Operators can compensate for this change, unconsciously. But the automatic system cannot. This is often the problem of automation: It struggles to deal with change and uncertainty. Self-propelled vehicles have yet to be widely used because they are not agile enough to handle the chaos of the everyday world.
The Berkeley team decided to build a new neural network to analyze the robot’s mistakes and see the precision it loses with each passing day. “It learns how a robot’s joints evolve over time,” said Brijen Thananjeyan, a PhD student in the group. Once the automated system can account for this change, the robot can pick up and move the plastic rings, matching the operator’s performance.
Other laboratories are trying different approaches. Axel Krieger, a researcher at Johns Hopkins who joined the pig sewing project in 2016, is working to automate a new type of robotic arm, one with fewer moving parts and stable performance. than the type of robot used by the Berkeley team. . Researchers at Worcester Polytechnic Institute are developing ways for machines to carefully guide surgeons’ hands as they perform specific tasks, such as puncture of needles to biopsy for cancer or stinging. into the brain to remove the tumor.
Greg Fischer, one of the Worcester researchers, said: “It’s like a car where the laning is autonomous, but you still have the throttle and brake control.
The scientists note that many obstacles are ahead. Moving plastic pegs is one thing; Cutting, moving and stitching the skin is another thing. “What happens when the camera angle changes?” Ann Majewicz Fey, an associate professor at the University of Texas, Austin said. “What happens when the smoke gets in the way?”
In the near future, automation will be more of a work together with surgeons than replacing them. But even that can have profound effects, says Dr. Fer. Doctors could, for example, perform surgery on long distances greater than the width of the operating room – from miles or soldiers, perhaps, helping the wounded on a distant battlefield.

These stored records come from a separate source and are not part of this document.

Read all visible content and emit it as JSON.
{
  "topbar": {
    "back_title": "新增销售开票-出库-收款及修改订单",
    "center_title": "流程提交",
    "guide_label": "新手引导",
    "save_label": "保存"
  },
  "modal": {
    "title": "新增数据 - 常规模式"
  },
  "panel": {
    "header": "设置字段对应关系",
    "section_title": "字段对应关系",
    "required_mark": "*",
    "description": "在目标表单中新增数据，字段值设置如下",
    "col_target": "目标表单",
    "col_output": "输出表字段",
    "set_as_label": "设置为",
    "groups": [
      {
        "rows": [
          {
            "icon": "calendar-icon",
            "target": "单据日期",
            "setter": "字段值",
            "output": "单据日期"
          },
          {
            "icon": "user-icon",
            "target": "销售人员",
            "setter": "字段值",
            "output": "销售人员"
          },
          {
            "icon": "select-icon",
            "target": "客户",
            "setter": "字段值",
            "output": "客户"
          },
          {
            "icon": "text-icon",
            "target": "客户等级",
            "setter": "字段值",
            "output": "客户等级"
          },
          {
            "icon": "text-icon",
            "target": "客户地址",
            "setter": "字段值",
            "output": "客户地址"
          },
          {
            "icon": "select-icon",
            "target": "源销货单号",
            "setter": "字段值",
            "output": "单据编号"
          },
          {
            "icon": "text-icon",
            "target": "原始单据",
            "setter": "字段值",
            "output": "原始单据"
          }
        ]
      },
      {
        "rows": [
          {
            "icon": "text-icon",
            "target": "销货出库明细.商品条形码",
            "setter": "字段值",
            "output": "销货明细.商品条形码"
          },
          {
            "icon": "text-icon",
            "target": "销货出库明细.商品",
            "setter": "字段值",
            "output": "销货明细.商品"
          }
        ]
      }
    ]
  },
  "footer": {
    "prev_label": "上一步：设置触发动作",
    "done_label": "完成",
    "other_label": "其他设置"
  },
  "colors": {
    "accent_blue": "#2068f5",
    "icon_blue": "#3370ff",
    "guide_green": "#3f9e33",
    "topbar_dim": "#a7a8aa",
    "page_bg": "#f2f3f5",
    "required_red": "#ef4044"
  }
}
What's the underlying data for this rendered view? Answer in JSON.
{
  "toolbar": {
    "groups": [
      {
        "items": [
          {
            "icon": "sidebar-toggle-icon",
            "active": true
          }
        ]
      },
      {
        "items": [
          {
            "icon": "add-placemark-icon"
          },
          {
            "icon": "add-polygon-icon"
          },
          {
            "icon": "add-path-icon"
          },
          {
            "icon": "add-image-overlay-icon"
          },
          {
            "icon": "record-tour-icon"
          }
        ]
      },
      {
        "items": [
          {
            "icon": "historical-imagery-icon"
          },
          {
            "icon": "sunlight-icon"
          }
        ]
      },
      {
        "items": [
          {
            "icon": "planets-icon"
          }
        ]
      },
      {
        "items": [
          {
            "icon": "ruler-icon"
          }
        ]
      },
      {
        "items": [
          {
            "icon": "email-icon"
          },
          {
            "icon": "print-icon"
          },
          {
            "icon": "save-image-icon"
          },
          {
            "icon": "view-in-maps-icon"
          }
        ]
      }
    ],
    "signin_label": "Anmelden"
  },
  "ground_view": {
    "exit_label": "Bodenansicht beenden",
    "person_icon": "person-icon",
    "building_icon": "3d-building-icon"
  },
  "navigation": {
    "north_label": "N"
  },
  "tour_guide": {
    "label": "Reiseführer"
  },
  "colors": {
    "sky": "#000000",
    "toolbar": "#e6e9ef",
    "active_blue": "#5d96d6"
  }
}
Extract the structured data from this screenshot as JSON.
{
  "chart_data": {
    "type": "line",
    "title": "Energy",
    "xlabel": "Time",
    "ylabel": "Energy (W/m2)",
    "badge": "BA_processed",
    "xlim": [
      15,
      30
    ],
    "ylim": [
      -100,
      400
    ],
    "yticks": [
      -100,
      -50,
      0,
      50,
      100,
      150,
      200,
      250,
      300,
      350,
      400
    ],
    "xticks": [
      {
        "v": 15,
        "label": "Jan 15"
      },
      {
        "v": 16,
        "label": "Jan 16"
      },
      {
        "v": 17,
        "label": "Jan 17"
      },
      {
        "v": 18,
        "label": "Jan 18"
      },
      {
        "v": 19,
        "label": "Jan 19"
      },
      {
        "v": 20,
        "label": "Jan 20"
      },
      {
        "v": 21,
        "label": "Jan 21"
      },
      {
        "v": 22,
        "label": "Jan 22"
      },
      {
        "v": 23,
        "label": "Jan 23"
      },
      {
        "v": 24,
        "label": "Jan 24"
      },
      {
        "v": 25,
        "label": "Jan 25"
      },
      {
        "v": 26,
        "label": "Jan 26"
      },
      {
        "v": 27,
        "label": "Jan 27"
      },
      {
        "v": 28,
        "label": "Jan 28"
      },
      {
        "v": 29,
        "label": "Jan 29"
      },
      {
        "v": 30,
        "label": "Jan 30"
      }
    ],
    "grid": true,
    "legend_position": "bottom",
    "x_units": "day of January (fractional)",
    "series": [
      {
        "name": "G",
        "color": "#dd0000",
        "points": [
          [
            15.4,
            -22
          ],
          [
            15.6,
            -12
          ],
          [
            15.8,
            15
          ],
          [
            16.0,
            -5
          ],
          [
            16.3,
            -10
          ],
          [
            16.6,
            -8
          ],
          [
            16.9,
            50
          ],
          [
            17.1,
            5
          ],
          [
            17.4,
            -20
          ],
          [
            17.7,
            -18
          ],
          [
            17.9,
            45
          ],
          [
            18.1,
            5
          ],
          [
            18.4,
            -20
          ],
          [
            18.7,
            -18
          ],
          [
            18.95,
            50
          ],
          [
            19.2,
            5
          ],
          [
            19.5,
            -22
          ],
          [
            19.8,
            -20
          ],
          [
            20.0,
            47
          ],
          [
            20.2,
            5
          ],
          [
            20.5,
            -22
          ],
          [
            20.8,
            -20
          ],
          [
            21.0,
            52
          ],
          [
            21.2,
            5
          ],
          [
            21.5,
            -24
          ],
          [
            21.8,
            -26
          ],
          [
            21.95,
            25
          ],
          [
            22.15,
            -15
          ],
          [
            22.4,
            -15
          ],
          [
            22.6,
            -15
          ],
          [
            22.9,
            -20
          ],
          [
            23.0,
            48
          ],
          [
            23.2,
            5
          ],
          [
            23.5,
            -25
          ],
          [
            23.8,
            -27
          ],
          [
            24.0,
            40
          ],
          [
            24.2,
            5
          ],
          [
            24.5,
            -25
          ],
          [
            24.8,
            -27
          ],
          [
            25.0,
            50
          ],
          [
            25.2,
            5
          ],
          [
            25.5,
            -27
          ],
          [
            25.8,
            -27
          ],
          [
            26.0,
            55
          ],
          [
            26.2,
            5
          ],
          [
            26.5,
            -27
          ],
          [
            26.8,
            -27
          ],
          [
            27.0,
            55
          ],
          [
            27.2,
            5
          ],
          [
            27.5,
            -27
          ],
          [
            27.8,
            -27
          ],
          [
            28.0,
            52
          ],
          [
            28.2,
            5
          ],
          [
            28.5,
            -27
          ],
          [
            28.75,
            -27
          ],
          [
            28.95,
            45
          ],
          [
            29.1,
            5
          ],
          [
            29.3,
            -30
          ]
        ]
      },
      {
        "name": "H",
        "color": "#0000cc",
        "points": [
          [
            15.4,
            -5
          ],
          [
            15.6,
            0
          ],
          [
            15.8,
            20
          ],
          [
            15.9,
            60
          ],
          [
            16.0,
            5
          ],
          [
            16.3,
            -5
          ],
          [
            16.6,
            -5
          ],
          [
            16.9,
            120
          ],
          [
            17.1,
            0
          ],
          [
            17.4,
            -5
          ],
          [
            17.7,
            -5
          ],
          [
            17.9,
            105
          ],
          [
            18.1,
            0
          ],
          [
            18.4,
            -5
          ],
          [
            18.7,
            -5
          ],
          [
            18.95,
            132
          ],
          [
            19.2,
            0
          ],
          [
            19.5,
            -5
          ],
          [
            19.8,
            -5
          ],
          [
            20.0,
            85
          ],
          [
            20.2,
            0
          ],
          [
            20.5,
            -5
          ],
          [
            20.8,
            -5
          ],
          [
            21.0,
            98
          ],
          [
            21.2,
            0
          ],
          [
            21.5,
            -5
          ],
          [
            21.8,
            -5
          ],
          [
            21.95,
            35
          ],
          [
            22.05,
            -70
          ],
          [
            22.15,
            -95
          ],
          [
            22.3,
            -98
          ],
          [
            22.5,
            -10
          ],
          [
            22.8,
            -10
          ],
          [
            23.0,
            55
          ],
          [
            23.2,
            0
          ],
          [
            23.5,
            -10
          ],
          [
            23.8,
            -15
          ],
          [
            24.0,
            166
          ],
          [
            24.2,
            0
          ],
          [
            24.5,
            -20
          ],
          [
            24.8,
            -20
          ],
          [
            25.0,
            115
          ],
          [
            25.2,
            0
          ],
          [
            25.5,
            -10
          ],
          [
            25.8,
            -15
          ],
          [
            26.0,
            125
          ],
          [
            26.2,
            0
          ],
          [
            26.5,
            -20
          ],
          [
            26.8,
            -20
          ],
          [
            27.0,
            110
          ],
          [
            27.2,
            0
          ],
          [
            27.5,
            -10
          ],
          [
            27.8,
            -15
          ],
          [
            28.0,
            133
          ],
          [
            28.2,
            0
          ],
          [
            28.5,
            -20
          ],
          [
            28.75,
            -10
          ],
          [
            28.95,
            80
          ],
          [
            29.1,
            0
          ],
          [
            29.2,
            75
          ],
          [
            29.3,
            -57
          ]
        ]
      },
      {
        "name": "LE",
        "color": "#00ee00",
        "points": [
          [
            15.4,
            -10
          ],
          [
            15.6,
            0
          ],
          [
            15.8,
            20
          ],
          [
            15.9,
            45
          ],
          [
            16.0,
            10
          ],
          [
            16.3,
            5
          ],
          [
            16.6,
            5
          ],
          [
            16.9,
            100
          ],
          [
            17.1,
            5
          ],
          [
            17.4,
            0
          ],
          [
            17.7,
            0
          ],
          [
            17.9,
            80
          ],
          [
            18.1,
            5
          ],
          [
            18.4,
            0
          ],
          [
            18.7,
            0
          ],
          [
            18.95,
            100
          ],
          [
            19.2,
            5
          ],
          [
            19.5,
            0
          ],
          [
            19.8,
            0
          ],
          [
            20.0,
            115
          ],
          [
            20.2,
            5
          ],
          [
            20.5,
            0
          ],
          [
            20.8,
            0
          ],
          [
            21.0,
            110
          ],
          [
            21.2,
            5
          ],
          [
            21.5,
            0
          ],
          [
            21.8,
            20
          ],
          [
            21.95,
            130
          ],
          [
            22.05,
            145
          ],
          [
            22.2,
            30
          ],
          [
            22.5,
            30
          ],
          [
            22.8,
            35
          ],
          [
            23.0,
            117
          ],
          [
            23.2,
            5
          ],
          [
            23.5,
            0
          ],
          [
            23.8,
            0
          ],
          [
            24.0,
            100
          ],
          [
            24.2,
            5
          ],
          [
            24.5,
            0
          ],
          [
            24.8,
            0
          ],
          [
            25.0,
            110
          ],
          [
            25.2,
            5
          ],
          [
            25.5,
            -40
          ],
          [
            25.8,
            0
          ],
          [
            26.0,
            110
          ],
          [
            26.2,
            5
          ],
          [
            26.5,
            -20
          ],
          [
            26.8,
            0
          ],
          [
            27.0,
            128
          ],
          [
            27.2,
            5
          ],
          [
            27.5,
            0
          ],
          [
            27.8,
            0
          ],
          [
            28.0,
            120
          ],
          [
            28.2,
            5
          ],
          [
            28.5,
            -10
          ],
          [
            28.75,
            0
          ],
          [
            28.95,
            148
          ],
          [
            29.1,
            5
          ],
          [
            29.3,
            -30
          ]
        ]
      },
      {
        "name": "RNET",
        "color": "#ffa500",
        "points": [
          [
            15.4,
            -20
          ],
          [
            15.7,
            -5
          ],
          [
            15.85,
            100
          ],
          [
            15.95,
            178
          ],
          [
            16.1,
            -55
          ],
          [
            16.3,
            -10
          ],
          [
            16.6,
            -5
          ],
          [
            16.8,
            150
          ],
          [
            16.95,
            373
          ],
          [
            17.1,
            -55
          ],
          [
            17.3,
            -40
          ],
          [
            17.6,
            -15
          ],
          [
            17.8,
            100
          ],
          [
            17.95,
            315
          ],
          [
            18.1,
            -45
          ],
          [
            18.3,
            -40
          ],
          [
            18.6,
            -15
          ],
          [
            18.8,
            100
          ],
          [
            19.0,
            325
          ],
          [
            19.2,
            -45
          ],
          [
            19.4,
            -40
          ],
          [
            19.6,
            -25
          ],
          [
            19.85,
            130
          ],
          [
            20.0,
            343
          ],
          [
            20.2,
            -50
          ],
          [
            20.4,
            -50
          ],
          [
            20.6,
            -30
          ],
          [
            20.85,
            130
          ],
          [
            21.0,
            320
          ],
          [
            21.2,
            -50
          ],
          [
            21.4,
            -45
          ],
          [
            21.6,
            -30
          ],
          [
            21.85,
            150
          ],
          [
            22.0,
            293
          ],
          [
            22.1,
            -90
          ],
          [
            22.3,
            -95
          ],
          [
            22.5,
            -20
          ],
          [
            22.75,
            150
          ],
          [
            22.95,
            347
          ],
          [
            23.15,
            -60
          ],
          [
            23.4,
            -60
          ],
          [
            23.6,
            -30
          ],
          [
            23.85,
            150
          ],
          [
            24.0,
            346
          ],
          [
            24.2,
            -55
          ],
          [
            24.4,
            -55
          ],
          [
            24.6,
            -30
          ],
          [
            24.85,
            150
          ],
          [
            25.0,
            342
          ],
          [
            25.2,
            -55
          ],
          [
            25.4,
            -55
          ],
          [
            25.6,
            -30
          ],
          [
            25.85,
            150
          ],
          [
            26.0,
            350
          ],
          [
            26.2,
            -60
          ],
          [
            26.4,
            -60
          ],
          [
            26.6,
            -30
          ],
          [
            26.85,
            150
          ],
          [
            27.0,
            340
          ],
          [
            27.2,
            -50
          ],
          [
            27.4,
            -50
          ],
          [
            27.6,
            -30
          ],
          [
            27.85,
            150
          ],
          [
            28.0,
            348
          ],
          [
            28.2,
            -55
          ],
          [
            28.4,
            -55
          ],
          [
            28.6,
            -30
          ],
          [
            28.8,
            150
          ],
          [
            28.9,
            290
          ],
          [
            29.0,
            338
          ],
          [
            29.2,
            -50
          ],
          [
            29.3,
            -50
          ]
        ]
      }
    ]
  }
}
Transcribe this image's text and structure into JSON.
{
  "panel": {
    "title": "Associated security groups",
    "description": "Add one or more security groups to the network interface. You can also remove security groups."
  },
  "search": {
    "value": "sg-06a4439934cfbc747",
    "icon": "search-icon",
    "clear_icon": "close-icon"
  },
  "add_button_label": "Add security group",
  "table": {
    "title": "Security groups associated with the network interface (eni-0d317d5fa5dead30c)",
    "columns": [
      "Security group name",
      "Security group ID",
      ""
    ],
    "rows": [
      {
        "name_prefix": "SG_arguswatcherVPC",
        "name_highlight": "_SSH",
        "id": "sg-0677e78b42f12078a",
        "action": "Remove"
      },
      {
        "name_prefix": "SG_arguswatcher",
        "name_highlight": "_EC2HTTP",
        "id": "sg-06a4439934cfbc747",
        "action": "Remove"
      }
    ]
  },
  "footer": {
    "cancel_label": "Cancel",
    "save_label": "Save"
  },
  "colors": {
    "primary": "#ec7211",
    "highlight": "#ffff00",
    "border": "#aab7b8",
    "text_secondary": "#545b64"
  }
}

Currently, the signal delay is too great to be performed. But if a robot can handle at least some of the tasks on its own, then long-distance surgery could become possible, Dr. Fer said: “You can submit a high-level plan and then the robot can do it. show it ”.
Similar technology will be essential for remote surgery over longer distances. “When we start operating on people on the moon,” he said, “surgeons will need completely new tools.”